In the present study, tests were carried out to reduce surface roughness, expressed by the parameters Sp, Sv, and Sz, as well as Pa and Pz. Analysis of the results led to the following conclusions:

• In the case of the Sp parameter, the largest decrease was recorded for the D series; it was about 45.8%. For this series, the smallest value of the Sz parameter was also obtained, corresponding to the sum of the largest tip height and the largest depth. This means that for series D the height of the total profile decreased.
• The C series has the smallest value of the parameter Sv, but the value of the parameter Sz is slightly higher than that of the D series. In this series, the Sa and Pa parameters also reached the lowest values.

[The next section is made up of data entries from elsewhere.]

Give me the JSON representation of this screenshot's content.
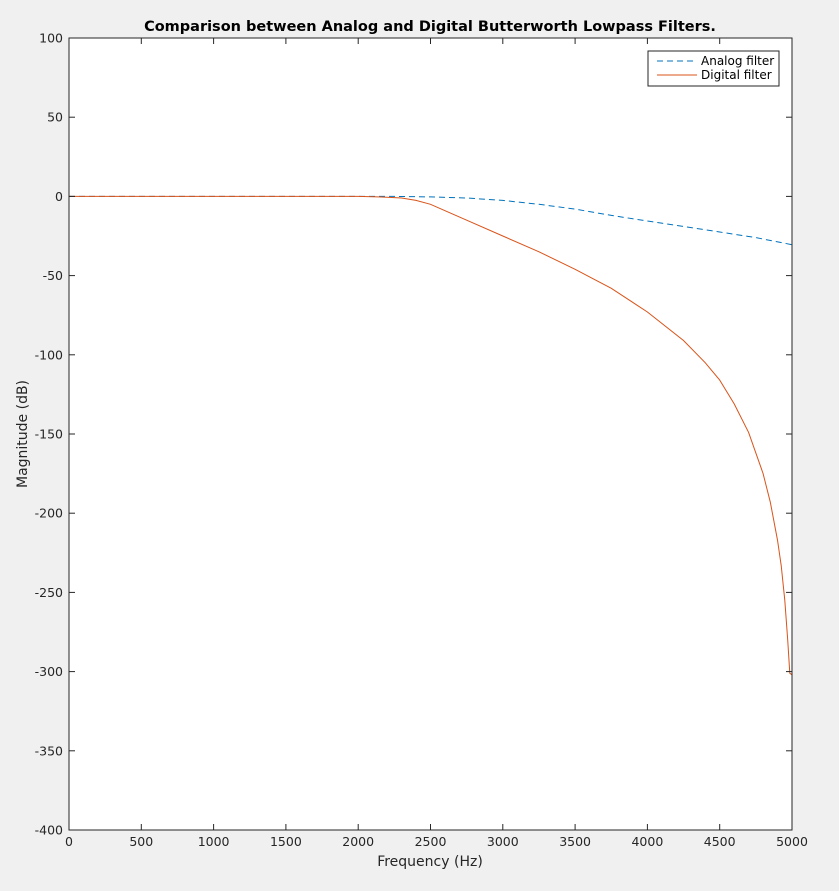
{
  "chart_data": {
    "type": "line",
    "title": "Comparison between Analog and Digital Butterworth Lowpass Filters.",
    "xlabel": "Frequency (Hz)",
    "ylabel": "Magnitude (dB)",
    "xlim": [
      0,
      5000
    ],
    "ylim": [
      -400,
      100
    ],
    "xticks": [
      0,
      500,
      1000,
      1500,
      2000,
      2500,
      3000,
      3500,
      4000,
      4500,
      5000
    ],
    "yticks": [
      100,
      50,
      0,
      -50,
      -100,
      -150,
      -200,
      -250,
      -300,
      -350,
      -400
    ],
    "grid": false,
    "legend_position": "top-right",
    "series": [
      {
        "name": "Analog filter",
        "color": "#0072bd",
        "line_style": "dashed",
        "x": [
          0,
          500,
          1000,
          1500,
          2000,
          2250,
          2500,
          2750,
          3000,
          3250,
          3500,
          3750,
          4000,
          4250,
          4500,
          4750,
          5000
        ],
        "y": [
          0,
          0,
          0,
          0,
          0,
          0,
          -0.3,
          -1.0,
          -2.5,
          -5.0,
          -8.0,
          -12.0,
          -15.5,
          -19.0,
          -22.5,
          -26.0,
          -30.5
        ]
      },
      {
        "name": "Digital filter",
        "color": "#d95319",
        "line_style": "solid",
        "x": [
          0,
          500,
          1000,
          1500,
          2000,
          2200,
          2300,
          2400,
          2500,
          2600,
          2750,
          3000,
          3250,
          3500,
          3750,
          4000,
          4250,
          4400,
          4500,
          4600,
          4700,
          4800,
          4850,
          4900,
          4925,
          4950,
          4970,
          4985,
          5000
        ],
        "y": [
          0,
          0,
          0,
          0,
          0,
          -0.5,
          -1.0,
          -2.5,
          -5.0,
          -9.0,
          -15.0,
          -25.0,
          -35.0,
          -46.0,
          -58.0,
          -73.0,
          -91.0,
          -105.0,
          -116.0,
          -131.0,
          -149.0,
          -175.0,
          -193.0,
          -217.0,
          -233.0,
          -255.0,
          -280.0,
          -301.0,
          -302.0
        ]
      }
    ]
  }
}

• Analysing the amplitude of the roughness profile, series D was also characterised by the smallest value of the parameter Pz, corresponding to the sum of the largest profile height Pp and the largest profile depth Pv.
• Note that in the B series the differences between the comparison series are slightly smaller for the isometric projection parameters. For the selected 2D profile, the parameter values are larger than the control series. In subsequent tests, the solution used in the B series will no longer be considered, due to the smallest parameter difference with respect to the control samples.
• The obtained change in the parameters of the roughness profiles remained unsatisfactory compared to the BEMRF process [17]; however, the results the results provide a basis for refining the testing methodology using additional tools and for proposing adjustments to the ferromagnetic fluid composition. The analysis of the results demonstrated the potential of the developed machining method using a ferromagnetic fluid. However, the process currently requires further development. To achieve a greater reduction in surface roughness, comparable to the values reported in the studies discussed above, the following steps should be undertaken:
• Introduction of auxiliary tool motions;
• Development of an alternative tool geometry, particularly through modifications in the number of magnet slots and comparison of results with a symmetric magnet arrangement;
• Extension of the study to additional materials that are more amenable to machining, such as PLA.

The present study serves as an introduction to subsequent investigations, which aim to produce both a tool that can be implemented in a wide range of machine tools and guidelines for the processing of additively manufactured components.